The lack of international competition has drastically affected all sports in the country. For the first time in its history, the Pakistan hockey team failed to qualify for the Olympic games. Administrators have expressed concerns that the lack of international competition is slowly eroding interest and sounding the death knell for sports in Pakistan.
On Nov 13, 2015, Paris was rocked by multiple attacks that left 130 people dead and an additional 352 injured. Eight month later, the city hosted the final of the European Championships, the second largest football event in the world. On July 15 of this year, four days after the final, a man drove a truck into the Bastille Day parade, killing 84 people. These attacks have many questioning safety and security within France
As we mourn, we also ask about the unequal response to incidents in Europe when compared to similar attacks in places such as Lahore, Istanbul, or Baghdad. The former were acknowledged with showings of solidarity in city squares worldwide and flag overlays on social media pictures, while the latter received only customary condemnations from political figures. There is, unarguably, an unequal amount of sympathy and visceral shock generated by these events in favour of France and other western cities.
The response of international sporting bodies and their willingness, on one hand, to send teams to France and, on the other, to declare Pakistan a conflict zone can also be understood within this atmosphere of unequal sympathy. Pakistan and France both have a colonial past, albeit at different ends of the power spectrum. This history and the resultant representations of both places — one backward and stagnant, the other a hub of culture and liberalism — have a lot to do with how the world feels about and responds to tragedy in these countries. One becomes a society with which others are willing to share solidarity and to come to its aid. The other is mostly ignored, understood as a place of ongoing violence and social decay. In the post-colonial era, Pakistan is viewed by the international community more as menace than a state torn by the continuing imperatives of power and capital.

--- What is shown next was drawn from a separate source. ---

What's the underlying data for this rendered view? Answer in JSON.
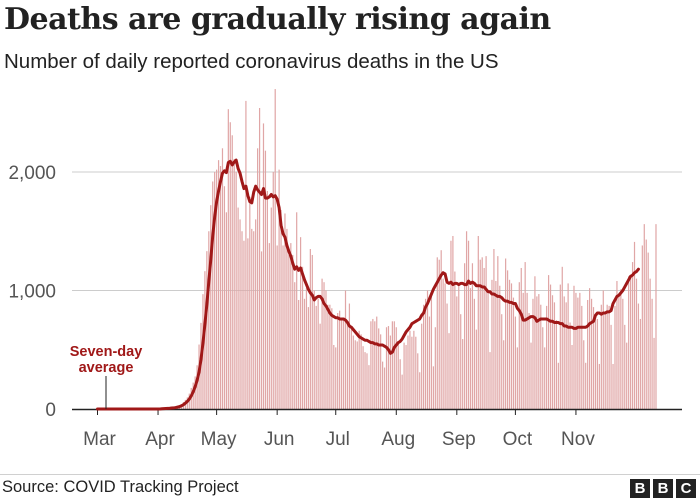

There a powerful link between these global political issues and their effect on the sporting world. Pakistan’s political representation has meant that its rich sporting history has been virtually erased. The most successful field hockey and squash nation in the world — not to mention its cricket pedigree — can now be globally ignored as a sporting entity. These issues of representation are most of what is seen when sport lovers in Pakistan try to understand why the country has been singled out for ‘punishment’. But there is more to the story than simply the prejudice of the global community.
First, there is the economic question. From a global standpoint, Pakistan simply does not generate enough revenue for sports governing bodies to be considered indispensable in the way France is in football, or England, Australia, and India are in cricket. With football, the rights to tournaments are decided by who makes the highest bid (which is why Qatar will be hosting the 2022 World Cup) and considerations for cricket events are not very different. The global perception of Pakistan and its lesser economic status combined make it less marketable as a place that must be kept viable as a sporting venue.
And then, of course, there is the fact that security in the country cannot reasonably be compared to France. Sources close to the cricket board say that cricket cannot resume in Pakistan without the approval of the federal government and that is currently not forthcoming. The last thing the government wants is another attack on an international team. Some people at the PCB also doubt whether they can host a high-profile series given the security situation in Pakistan. As it is, the board’s recent purchase of four bulletproof buses, which are being touted as a way of attracting international teams to make the bold journey to Pakistan, seems more like an admission of insecurity than a guarantee of safety. So sports in Pakistan are not simply being affected by antipathy towards the country on the part of the international community. There is a real fear locally, as well, about what will happen when a high-profile visiting team comes to Pakistan.
Given these circumstances, the recent result at Lord’s and the cricket team’s performance in Tests, not to mention the emergence of the women’s side, demonstrates the resilience of the country’s athletes. This is still not enough. Many administrators and athletes feel that hockey and squash will not recover from bureaucratic and economic decline. Cricket is so far keeping its head above water. But the future will be determined as much by the Pakistan government as it will by the international community.